Don's football scholarship to Yale opened the way to a career as a teacher, first in secondary school. Later, with a Ph.D in communication from Denver University, he spent over fifty years in college English departments, teaching an enormous variety of subjects, including literature, speech, semantics, and metaphysics. Since 1971 he has been a professor at the Massachusetts College of Liberal Arts and has made his home in North Adams at the northern edge of the Berkshires. His favorite courses are "The Power of Words," "Science and Spirit," "Rumi's Vision," and "Divine Witness."

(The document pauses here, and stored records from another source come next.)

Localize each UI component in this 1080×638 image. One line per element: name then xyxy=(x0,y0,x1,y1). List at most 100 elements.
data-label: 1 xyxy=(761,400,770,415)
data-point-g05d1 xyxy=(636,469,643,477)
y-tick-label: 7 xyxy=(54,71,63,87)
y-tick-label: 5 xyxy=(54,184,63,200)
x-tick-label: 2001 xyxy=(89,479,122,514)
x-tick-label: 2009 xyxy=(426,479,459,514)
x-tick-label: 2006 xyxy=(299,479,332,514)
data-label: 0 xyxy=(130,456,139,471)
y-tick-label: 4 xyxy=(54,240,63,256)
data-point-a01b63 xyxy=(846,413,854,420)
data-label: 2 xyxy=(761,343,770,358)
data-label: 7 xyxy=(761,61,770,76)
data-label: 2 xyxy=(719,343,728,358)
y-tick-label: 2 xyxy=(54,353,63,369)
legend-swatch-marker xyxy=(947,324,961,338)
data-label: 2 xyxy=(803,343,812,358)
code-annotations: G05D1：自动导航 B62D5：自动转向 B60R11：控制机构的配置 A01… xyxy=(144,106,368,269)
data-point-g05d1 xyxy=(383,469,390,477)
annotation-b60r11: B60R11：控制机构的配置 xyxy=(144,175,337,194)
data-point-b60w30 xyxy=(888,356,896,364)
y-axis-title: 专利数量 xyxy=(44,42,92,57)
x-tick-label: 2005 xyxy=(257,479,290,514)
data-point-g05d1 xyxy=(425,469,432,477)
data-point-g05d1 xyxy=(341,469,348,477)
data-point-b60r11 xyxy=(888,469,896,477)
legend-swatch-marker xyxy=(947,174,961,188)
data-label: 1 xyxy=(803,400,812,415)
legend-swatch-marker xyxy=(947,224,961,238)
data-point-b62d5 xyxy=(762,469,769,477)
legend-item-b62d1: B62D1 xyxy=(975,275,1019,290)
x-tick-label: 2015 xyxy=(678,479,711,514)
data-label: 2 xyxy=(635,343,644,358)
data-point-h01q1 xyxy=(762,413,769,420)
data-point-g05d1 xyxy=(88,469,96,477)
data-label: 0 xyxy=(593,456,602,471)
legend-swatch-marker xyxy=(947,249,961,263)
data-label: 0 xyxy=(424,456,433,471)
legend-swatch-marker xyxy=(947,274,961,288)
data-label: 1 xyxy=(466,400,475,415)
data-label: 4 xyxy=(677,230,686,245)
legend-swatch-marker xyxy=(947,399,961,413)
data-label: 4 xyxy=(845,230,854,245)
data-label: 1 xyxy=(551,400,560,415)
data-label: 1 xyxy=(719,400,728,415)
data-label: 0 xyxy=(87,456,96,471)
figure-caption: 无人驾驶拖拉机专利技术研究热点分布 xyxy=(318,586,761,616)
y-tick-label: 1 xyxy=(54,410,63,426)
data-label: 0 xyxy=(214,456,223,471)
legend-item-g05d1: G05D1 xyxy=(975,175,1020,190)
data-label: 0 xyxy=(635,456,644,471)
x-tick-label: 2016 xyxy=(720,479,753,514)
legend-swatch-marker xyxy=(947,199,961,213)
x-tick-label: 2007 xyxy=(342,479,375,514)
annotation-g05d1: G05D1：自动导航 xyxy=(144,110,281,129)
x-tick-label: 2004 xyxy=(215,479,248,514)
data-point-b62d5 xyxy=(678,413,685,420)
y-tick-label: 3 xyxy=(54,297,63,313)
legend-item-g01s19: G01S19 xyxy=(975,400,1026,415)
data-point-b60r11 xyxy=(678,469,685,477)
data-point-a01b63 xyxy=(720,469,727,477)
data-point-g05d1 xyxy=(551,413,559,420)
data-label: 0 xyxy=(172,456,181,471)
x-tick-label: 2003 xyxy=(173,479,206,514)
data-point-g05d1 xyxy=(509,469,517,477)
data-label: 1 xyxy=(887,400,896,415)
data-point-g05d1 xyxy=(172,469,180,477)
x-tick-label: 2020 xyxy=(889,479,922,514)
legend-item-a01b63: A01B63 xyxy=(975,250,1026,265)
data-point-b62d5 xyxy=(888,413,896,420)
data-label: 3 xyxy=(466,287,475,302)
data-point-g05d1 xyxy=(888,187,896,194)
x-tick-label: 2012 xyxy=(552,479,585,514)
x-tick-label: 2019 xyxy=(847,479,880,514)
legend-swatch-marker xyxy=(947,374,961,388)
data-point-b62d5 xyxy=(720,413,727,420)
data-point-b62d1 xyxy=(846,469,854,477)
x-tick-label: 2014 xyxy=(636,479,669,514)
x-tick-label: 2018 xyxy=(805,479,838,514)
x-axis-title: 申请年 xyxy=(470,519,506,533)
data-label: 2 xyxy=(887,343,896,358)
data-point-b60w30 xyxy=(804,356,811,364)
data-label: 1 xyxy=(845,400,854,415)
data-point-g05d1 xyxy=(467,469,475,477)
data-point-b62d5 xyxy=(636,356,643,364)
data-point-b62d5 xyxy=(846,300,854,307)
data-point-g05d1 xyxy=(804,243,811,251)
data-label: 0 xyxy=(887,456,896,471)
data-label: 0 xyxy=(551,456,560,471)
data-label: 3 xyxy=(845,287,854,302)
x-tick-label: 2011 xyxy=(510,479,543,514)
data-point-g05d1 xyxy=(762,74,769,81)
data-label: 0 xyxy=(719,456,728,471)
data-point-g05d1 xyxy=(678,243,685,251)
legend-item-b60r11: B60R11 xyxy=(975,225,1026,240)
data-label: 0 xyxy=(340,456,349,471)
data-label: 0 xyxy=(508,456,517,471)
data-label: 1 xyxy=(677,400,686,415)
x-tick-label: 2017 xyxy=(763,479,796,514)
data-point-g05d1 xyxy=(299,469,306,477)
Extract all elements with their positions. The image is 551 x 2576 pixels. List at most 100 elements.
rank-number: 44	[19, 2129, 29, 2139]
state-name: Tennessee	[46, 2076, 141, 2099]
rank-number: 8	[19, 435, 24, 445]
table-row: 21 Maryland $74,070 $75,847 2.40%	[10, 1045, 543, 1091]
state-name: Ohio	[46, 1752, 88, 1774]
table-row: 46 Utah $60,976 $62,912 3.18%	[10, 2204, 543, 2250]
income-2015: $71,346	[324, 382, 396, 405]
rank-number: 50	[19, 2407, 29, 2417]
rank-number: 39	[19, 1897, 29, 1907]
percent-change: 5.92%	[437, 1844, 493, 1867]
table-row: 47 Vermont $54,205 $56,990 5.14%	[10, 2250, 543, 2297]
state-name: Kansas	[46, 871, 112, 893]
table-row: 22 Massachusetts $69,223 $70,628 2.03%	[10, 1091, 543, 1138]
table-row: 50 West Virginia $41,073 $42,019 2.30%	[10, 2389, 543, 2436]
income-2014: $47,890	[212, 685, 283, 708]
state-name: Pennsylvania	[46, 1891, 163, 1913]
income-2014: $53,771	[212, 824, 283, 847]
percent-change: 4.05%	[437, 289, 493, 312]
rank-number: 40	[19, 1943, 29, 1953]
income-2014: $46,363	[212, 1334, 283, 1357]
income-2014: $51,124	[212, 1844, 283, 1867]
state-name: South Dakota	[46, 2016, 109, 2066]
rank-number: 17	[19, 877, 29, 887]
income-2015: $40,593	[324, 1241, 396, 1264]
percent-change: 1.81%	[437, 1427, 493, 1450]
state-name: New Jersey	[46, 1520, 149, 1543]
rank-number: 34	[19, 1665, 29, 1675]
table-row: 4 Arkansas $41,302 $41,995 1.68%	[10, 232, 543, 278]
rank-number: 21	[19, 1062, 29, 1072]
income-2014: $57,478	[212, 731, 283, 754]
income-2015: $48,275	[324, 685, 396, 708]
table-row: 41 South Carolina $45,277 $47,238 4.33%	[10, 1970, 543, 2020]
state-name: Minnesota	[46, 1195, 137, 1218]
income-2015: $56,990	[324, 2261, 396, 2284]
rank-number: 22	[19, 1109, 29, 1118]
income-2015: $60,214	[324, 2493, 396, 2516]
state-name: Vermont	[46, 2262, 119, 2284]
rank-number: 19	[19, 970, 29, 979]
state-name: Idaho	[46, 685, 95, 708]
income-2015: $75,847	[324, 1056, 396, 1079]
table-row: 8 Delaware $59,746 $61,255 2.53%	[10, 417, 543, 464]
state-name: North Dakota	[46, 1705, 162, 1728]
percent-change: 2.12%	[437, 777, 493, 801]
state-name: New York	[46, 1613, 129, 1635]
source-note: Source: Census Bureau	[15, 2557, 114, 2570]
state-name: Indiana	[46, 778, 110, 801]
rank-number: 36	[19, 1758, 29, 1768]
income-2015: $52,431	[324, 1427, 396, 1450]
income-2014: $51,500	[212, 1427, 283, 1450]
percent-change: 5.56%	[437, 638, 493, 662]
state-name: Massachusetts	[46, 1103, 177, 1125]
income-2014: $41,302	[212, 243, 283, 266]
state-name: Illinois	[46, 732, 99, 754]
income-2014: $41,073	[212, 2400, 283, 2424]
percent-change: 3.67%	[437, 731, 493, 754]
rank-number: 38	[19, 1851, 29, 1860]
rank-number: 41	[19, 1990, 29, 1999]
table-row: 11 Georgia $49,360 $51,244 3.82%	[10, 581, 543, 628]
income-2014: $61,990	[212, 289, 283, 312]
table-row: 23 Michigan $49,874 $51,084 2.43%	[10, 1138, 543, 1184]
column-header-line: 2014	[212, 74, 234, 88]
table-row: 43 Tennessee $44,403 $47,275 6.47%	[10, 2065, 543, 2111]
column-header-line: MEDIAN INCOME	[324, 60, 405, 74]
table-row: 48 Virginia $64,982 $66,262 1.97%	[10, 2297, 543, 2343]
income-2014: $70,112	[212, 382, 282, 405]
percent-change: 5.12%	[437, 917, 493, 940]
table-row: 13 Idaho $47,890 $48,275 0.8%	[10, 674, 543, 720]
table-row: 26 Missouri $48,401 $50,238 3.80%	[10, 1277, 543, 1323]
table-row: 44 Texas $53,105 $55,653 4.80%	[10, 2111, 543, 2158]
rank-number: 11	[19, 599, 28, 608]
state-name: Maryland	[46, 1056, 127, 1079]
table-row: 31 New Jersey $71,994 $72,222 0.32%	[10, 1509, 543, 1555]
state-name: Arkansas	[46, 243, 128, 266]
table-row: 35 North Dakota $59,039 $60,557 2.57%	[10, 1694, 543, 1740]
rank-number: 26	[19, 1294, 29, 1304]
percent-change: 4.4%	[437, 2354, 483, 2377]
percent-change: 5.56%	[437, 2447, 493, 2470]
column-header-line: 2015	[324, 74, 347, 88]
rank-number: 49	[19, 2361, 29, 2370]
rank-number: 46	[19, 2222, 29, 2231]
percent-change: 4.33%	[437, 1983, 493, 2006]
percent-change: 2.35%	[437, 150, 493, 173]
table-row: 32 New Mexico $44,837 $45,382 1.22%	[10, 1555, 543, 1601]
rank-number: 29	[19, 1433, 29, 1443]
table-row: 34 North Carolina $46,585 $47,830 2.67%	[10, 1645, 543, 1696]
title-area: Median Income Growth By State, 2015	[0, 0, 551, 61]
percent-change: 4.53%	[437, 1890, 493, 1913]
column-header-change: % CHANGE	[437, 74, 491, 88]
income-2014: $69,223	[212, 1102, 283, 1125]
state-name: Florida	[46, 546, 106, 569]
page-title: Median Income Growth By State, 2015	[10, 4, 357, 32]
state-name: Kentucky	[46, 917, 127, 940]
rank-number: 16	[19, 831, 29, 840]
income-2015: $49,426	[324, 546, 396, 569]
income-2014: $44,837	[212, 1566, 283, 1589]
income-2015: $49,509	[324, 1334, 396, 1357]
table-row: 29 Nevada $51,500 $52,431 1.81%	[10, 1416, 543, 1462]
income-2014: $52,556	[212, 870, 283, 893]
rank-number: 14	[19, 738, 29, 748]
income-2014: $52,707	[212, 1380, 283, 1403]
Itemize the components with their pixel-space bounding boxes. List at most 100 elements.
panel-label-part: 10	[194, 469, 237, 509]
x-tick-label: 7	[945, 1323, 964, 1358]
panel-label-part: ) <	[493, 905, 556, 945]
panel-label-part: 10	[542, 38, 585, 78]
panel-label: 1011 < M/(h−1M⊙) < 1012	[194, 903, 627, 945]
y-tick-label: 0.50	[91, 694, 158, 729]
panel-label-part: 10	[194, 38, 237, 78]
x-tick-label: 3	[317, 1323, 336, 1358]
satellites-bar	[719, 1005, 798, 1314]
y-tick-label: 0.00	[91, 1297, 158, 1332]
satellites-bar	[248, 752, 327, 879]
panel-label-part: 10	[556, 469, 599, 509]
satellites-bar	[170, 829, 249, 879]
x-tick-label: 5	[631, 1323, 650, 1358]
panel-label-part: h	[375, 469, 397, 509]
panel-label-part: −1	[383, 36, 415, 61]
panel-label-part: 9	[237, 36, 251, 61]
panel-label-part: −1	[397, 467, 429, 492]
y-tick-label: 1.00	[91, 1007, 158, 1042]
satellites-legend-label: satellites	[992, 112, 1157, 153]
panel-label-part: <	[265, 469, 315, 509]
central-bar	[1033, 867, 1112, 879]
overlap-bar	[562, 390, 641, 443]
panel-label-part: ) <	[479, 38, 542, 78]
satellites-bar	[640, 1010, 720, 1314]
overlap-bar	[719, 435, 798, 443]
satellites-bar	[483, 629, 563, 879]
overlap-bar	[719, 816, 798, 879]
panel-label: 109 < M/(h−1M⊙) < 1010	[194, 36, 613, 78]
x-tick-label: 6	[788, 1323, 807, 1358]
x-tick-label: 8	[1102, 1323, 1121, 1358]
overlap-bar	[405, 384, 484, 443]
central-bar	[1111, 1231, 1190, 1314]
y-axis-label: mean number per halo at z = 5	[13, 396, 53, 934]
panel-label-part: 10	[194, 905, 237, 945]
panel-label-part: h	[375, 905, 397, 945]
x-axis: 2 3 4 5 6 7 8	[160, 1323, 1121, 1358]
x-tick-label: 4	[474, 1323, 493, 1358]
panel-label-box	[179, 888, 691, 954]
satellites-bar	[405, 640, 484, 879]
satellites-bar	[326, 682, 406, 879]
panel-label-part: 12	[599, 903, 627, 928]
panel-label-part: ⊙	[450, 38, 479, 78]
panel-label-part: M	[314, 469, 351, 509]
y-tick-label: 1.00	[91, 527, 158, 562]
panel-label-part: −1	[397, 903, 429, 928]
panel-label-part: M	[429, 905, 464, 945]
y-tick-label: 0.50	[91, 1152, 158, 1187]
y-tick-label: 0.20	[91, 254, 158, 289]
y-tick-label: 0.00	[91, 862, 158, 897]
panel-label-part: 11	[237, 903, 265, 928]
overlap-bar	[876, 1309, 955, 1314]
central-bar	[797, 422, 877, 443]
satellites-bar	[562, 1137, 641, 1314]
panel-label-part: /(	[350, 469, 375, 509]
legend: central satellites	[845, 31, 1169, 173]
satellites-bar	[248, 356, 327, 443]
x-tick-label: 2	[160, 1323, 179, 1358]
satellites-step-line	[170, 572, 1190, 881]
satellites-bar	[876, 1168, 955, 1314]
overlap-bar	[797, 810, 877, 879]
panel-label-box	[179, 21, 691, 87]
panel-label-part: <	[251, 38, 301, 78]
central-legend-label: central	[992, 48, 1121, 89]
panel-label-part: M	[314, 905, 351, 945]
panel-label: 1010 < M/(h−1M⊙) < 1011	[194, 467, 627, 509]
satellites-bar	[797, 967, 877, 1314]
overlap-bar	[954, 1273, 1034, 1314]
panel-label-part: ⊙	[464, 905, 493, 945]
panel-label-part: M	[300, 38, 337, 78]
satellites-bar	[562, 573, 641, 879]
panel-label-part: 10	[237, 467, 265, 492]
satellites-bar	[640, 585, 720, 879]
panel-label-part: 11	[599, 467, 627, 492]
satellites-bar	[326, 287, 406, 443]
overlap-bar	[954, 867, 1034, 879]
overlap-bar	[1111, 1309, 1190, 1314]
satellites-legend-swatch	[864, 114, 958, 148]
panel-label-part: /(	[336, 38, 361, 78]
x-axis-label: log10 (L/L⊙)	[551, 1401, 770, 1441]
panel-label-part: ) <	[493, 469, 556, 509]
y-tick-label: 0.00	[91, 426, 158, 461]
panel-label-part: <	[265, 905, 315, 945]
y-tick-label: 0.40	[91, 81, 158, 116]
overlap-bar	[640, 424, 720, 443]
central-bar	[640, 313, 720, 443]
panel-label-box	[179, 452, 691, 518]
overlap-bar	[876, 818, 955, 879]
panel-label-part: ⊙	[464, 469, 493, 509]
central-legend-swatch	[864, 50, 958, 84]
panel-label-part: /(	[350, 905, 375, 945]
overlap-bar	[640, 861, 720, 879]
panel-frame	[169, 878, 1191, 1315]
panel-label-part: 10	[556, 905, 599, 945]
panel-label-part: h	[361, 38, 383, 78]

During that same period Don, a pliable geminian, was blessed with five wives and four children, a prodigality shared by many in his generation. Relationships with women have always been an important part of his education and continue to this day to lighten up his life. Of course, love is always a risk, one Don has usually been willing to take. The events, however, depicted In The Eye of the Red-tailed Hawk have left him somewhat chastened. Even, so, four of his ex-wives are still dear friends-- no small achievemnent. His children and grandchildren, thanks to their mothers, have turned out to be especially gifted in countless ways.
Don has always been a listener of music, mostly classical, but he had never learned an instrument. With the advent of the computer, he discovered that musical illiteracy was no handicap. With the help of Joseph Schillinger's books and several courses with local composers, he taught himself to make music using the Cakewalk Sonar programs, which are the musical equivalent of word processors. Several pieces that have continued to satisfy him are available on this web site.
In 1980, Don found his way to the Sufi community at New Lebanon, New York, where he began his spiritual studies in the Sufi Order of the West, led then by Pir Vilayat Khan. The Abode of the Message was his home for two years, and he became not only an initiate, but also a cherag, someone trained to preside at Universal Worship Services. He also was a member of the first graduating class of the Suluk Academy, then a four year program in Sufi studies. The Sufi experience was invaluable in opening his heart to the reality of God. He has also become a communicant in the United Church of Christ. Prayer Beads is the harvest taken from these years. The poems are a record of the "wisdom" that Don, as a perennial seeker, has been able to make his own. But perhaps there is more to come.
Obviously Don's life has been showered with blessings, so many that it serves to demonstrate how grace trumps error and shortsightedness. Praise be to the One whose mercy makes everything possible.